Для Монтеня «уединение» имеет большую экзистенциальную и этическую ценность, нежели «одиночество», которое понимается им как пребывание в изоляции (самоизоляции). Монтень приходит к выводу: уединение имеет разумные основания скорее для тех, кто успел уже отдать миру свои самые деятельные и цветущие дни, и поэтому мыслитель переносит ценностный упор с общественного долга на саму индивидуальность и ее жизнь. Подлинным уединением, то есть замкнутостью в себе обновленной души, можно наслаждаться и в толпе, в толчее городов, при дворах королей, хотя свободнее, полнее им можно наслаждаться в одиночестве, замечает Монтень. Те, кто пожили достаточно для других, должны прожить для себя хоть остаток жизни. Эти положения, вышедшие из-под пера человека, отдавшего служению обществу большую часть жизни (работа в парламенте Бордо, служба мэром Бордо), написавшему «Опыты» в уединении, после удаления от дел, выглядят выстраданными и подкупающе убедительными. Когда уже нечего предложить обществу, следует расстаться с ним, собрать иссякающие силы и приберечь их для себя.
Монтень настаивает, что, избрав одиночество, следует быть до конца последовательным. Если мир рассматривается как нечто внешнее, «вне тебя», то в этом случае симпатии Монтеня на стороне тех, кто ищет уединения из благочестия, для которых единственная цель – блаженная и бессмертная жизнь – заслуживает предпочтения перед бренным существованием. Тех же, кто использует одиночество для создания творений, способных обеспечить вечную жизнь, для достижения славы (Цицерон, Плиний Младший), Монтень «ловит» на половинчатости, на «забавном противоречии» – они рассчитывают пожинать плоды своих намерений в этом мире, но тогда, когда сами будут уже за его пределами. «Честолюбие несовместимо с уединением. Слава и покой не могут ужиться под одной крышей»[5], полагает Монтень. Он образно представляет Цицерона и Плиния освободившими руки и ноги из «жизненной толчеи», но погрязшими душой и помыслами еще глубже, чем прежде. Или отступившими назад, чтобы прыгнуть дальше и лучше в самую гущу толпы. Как считает Монтень, невозможно отрешиться от дел, не отрешившись от их плодов, поэтому следует оставить заботу о своем имени и славе.

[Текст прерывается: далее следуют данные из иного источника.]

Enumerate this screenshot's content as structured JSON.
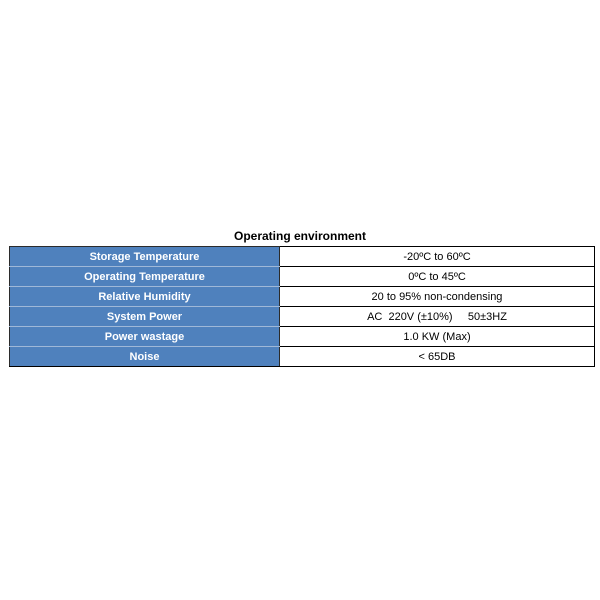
{
  "title": "Operating environment",
  "rows": [
    {
      "label": "Storage Temperature",
      "value": "-20ºC to 60ºC"
    },
    {
      "label": "Operating Temperature",
      "value": "0ºC to 45ºC"
    },
    {
      "label": "Relative Humidity",
      "value": "20 to 95% non-condensing"
    },
    {
      "label": "System Power",
      "value": "AC  220V (±10%)     50±3HZ"
    },
    {
      "label": "Power wastage",
      "value": "1.0 KW (Max)"
    },
    {
      "label": "Noise",
      "value": "< 65DB"
    }
  ],
  "colors": {
    "header_cell": "#4f81bd"
  }
}
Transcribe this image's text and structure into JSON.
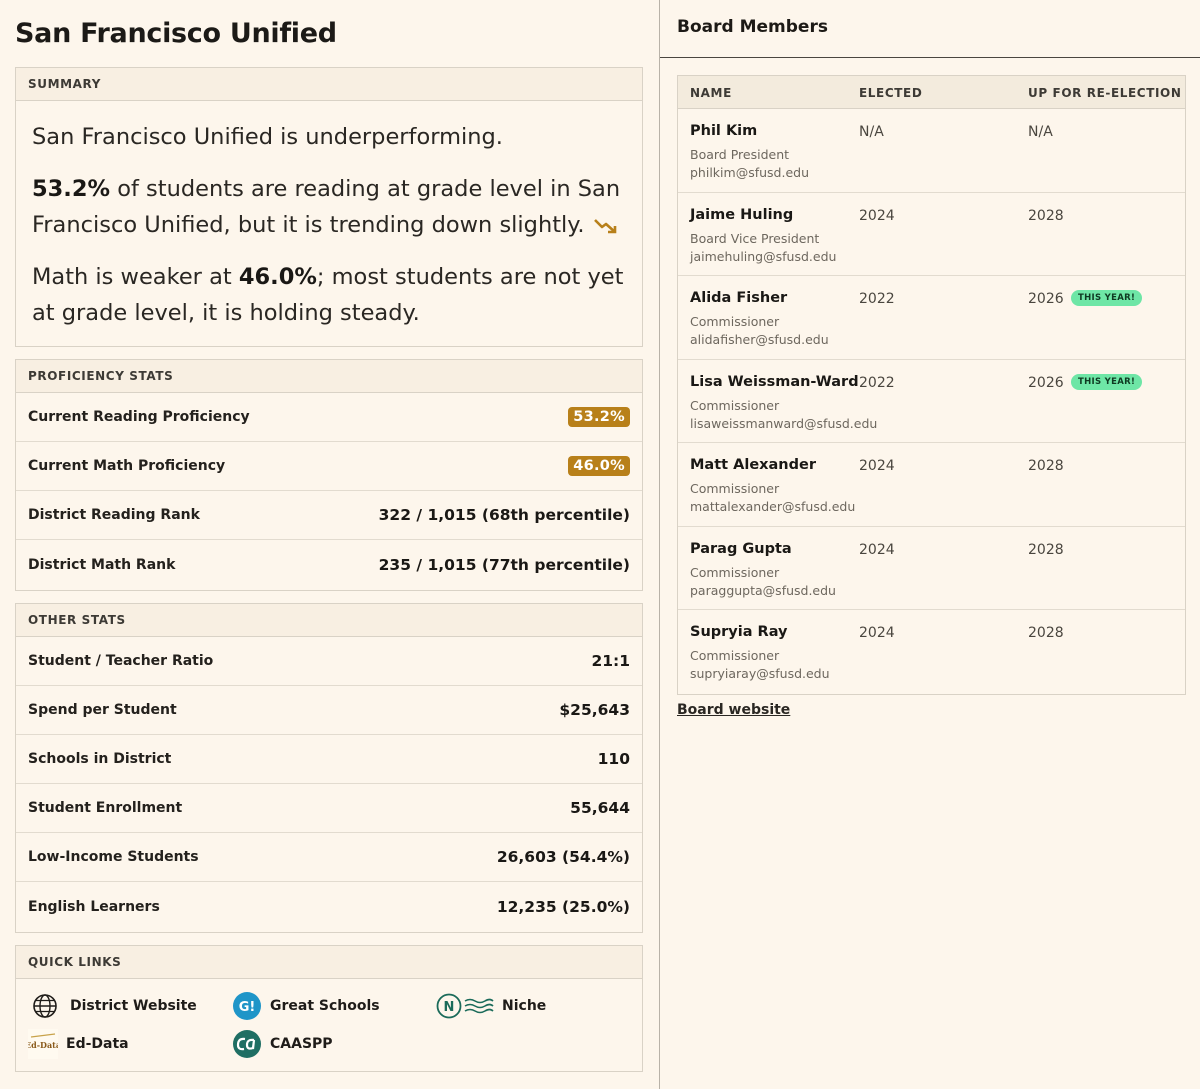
{
  "district": {
    "title": "San Francisco Unified"
  },
  "summary": {
    "header": "SUMMARY",
    "line1": "San Francisco Unified is underperforming.",
    "reading_value": "53.2%",
    "reading_text": " of students are reading at grade level in San Francisco Unified, but it is trending down slightly.",
    "math_pre": "Math is weaker at ",
    "math_value": "46.0%",
    "math_post": "; most students are not yet at grade level, it is holding steady.",
    "trend_icon": "trending-down-icon",
    "trend_color": "#b8801a"
  },
  "proficiency": {
    "header": "PROFICIENCY STATS",
    "rows": [
      {
        "label": "Current Reading Proficiency",
        "value": "53.2%"
      },
      {
        "label": "Current Math Proficiency",
        "value": "46.0%"
      },
      {
        "label": "District Reading Rank",
        "value": "322 / 1,015 (68th percentile)"
      },
      {
        "label": "District Math Rank",
        "value": "235 / 1,015 (77th percentile)"
      }
    ]
  },
  "other": {
    "header": "OTHER STATS",
    "rows": [
      {
        "label": "Student / Teacher Ratio",
        "value": "21:1"
      },
      {
        "label": "Spend per Student",
        "value": "$25,643"
      },
      {
        "label": "Schools in District",
        "value": "110"
      },
      {
        "label": "Student Enrollment",
        "value": "55,644"
      },
      {
        "label": "Low-Income Students",
        "value": "26,603 (54.4%)"
      },
      {
        "label": "English Learners",
        "value": "12,235 (25.0%)"
      }
    ]
  },
  "quick_links": {
    "header": "QUICK LINKS",
    "items": [
      {
        "label": "District Website",
        "icon": "globe-icon"
      },
      {
        "label": "Great Schools",
        "icon": "greatschools-logo-icon"
      },
      {
        "label": "Niche",
        "icon": "niche-logo-icon"
      },
      {
        "label": "Ed-Data",
        "icon": "ed-data-logo-icon"
      },
      {
        "label": "CAASPP",
        "icon": "caaspp-logo-icon"
      }
    ]
  },
  "board": {
    "title": "Board Members",
    "columns": [
      "NAME",
      "ELECTED",
      "UP FOR RE-ELECTION"
    ],
    "members": [
      {
        "name": "Phil Kim",
        "role": "Board President",
        "email": "philkim@sfusd.edu",
        "elected": "N/A",
        "reelection": "N/A",
        "badge": ""
      },
      {
        "name": "Jaime Huling",
        "role": "Board Vice President",
        "email": "jaimehuling@sfusd.edu",
        "elected": "2024",
        "reelection": "2028",
        "badge": ""
      },
      {
        "name": "Alida Fisher",
        "role": "Commissioner",
        "email": "alidafisher@sfusd.edu",
        "elected": "2022",
        "reelection": "2026",
        "badge": "THIS YEAR!"
      },
      {
        "name": "Lisa Weissman-Ward",
        "role": "Commissioner",
        "email": "lisaweissmanward@sfusd.edu",
        "elected": "2022",
        "reelection": "2026",
        "badge": "THIS YEAR!"
      },
      {
        "name": "Matt Alexander",
        "role": "Commissioner",
        "email": "mattalexander@sfusd.edu",
        "elected": "2024",
        "reelection": "2028",
        "badge": ""
      },
      {
        "name": "Parag Gupta",
        "role": "Commissioner",
        "email": "paraggupta@sfusd.edu",
        "elected": "2024",
        "reelection": "2028",
        "badge": ""
      },
      {
        "name": "Supryia Ray",
        "role": "Commissioner",
        "email": "supryiaray@sfusd.edu",
        "elected": "2024",
        "reelection": "2028",
        "badge": ""
      }
    ],
    "website_link": "Board website"
  },
  "colors": {
    "accent": "#b8801a",
    "badge": "#6ee6a6",
    "background": "#fdf6ec"
  }
}
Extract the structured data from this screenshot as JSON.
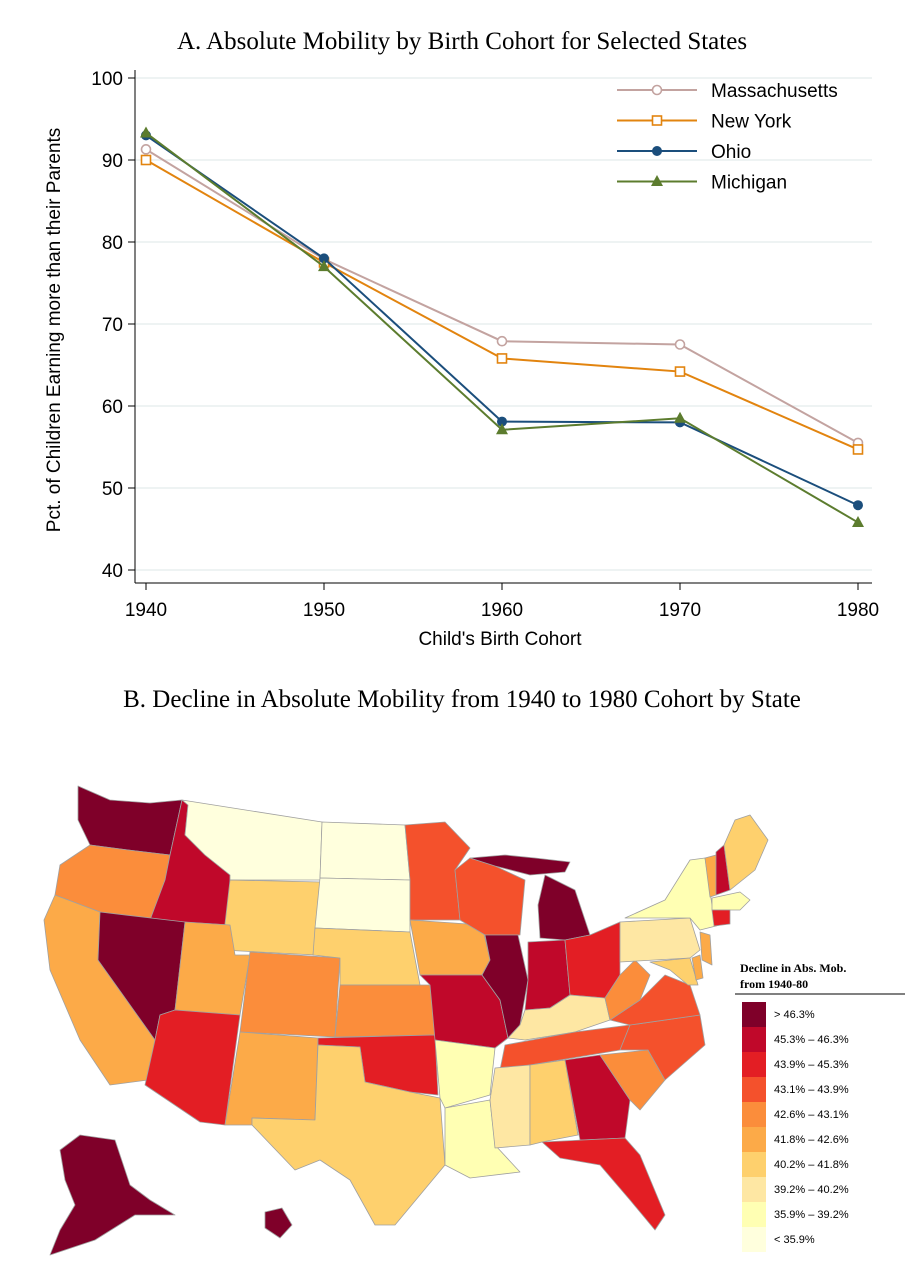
{
  "panel_a": {
    "title": "A.  Absolute Mobility by Birth Cohort for Selected States"
  },
  "panel_b": {
    "title": "B. Decline in Absolute Mobility from 1940 to 1980 Cohort by State",
    "legend_title_1": "Decline in Abs. Mob.",
    "legend_title_2": "from 1940-80",
    "legend": [
      {
        "label": "> 46.3%",
        "color": "#7f0029"
      },
      {
        "label": "45.3% – 46.3%",
        "color": "#c0082a"
      },
      {
        "label": "43.9% – 45.3%",
        "color": "#e31e24"
      },
      {
        "label": "43.1% – 43.9%",
        "color": "#f4512c"
      },
      {
        "label": "42.6% – 43.1%",
        "color": "#fb8d3b"
      },
      {
        "label": "41.8% – 42.6%",
        "color": "#fcaa48"
      },
      {
        "label": "40.2% – 41.8%",
        "color": "#fed06d"
      },
      {
        "label": "39.2% – 40.2%",
        "color": "#fee7a3"
      },
      {
        "label": "35.9% – 39.2%",
        "color": "#ffffb3"
      },
      {
        "label": "< 35.9%",
        "color": "#ffffdd"
      }
    ]
  },
  "chart_data": {
    "type": "line",
    "title": "A.  Absolute Mobility by Birth Cohort for Selected States",
    "xlabel": "Child's Birth Cohort",
    "ylabel": "Pct. of Children Earning more than their Parents",
    "x": [
      1940,
      1950,
      1960,
      1970,
      1980
    ],
    "xlim": [
      1940,
      1980
    ],
    "ylim": [
      40,
      100
    ],
    "yticks": [
      40,
      50,
      60,
      70,
      80,
      90,
      100
    ],
    "grid": true,
    "legend_position": "top-right",
    "series": [
      {
        "name": "Massachusetts",
        "values": [
          91.3,
          77.9,
          67.9,
          67.5,
          55.5
        ],
        "color": "#c3a3a0",
        "marker": "circle-open"
      },
      {
        "name": "New York",
        "values": [
          90.0,
          77.5,
          65.8,
          64.2,
          54.7
        ],
        "color": "#e2840f",
        "marker": "square-open"
      },
      {
        "name": "Ohio",
        "values": [
          93.0,
          78.0,
          58.1,
          58.0,
          47.9
        ],
        "color": "#1b4e7c",
        "marker": "circle-filled"
      },
      {
        "name": "Michigan",
        "values": [
          93.3,
          77.0,
          57.1,
          58.5,
          45.8
        ],
        "color": "#5c7c2e",
        "marker": "triangle-filled"
      }
    ]
  }
}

Этим выводом Монтень полемизирует с «мейнстримом» Ренессанса XIV–XV вв., трепетно относящимся к славе. Но для Монтеня это положение логически вытекает из его концепции о самоценности автономной, обыкновенной индивидуальности с ее простыми телесными и душевными наслаждениями. Основанием этой самоценности оказывается умение управлять собой, и этого достаточно, чтобы человек был «театром для себя самого», довольствуясь самим собой, сосредотачивая и укрепляя душу в регулируемых размышлениях, направленных на познание истинных благ. При этом человек не желает ни продления жизни, ни возвеличивания своего имени, ни извлечения суетно-тщеславной славы из своего затворничества.
Монтень вводит в философский дискурс Человека Обыкновенного, Homo Ordinalis, не просто способного на одиночество-уединение, а находящего в одиночестве-уединении и способ самопознания, и цель и смысл бытия. Однако, констатирует Монтень, эти качества открываются только после отдачи общественного долга, на исходе жизни. Это доступно только мудрым людям, научившимся управлять собой, превратившим свою душу в лучшего собеседника, или даже превратившим себя одного (одинокого) в театр одного актера и одного зрителя, в целый «народ», когда целый народ становится «одним».
Экзистенциал страха в эпоху Возрождения и в начале нового времени проявляется противоречиво и парадоксально. Общеизвестна позиция возрожденческих мыслителей, утверждаемая в их основных положениях. Так, Леонардо да Винчи полагал, что тот, кто в страхе живет, тот и гибнет от страха, а Джордано Бруно считал, что страх смерти хуже, чем сама смерть. Между тем гуманистическая позиция не была широко популярна и представляла скорее некий гармонизирующий призыв, выражала желание преодолеть многоликие страхи, окружавшие средневекового человека.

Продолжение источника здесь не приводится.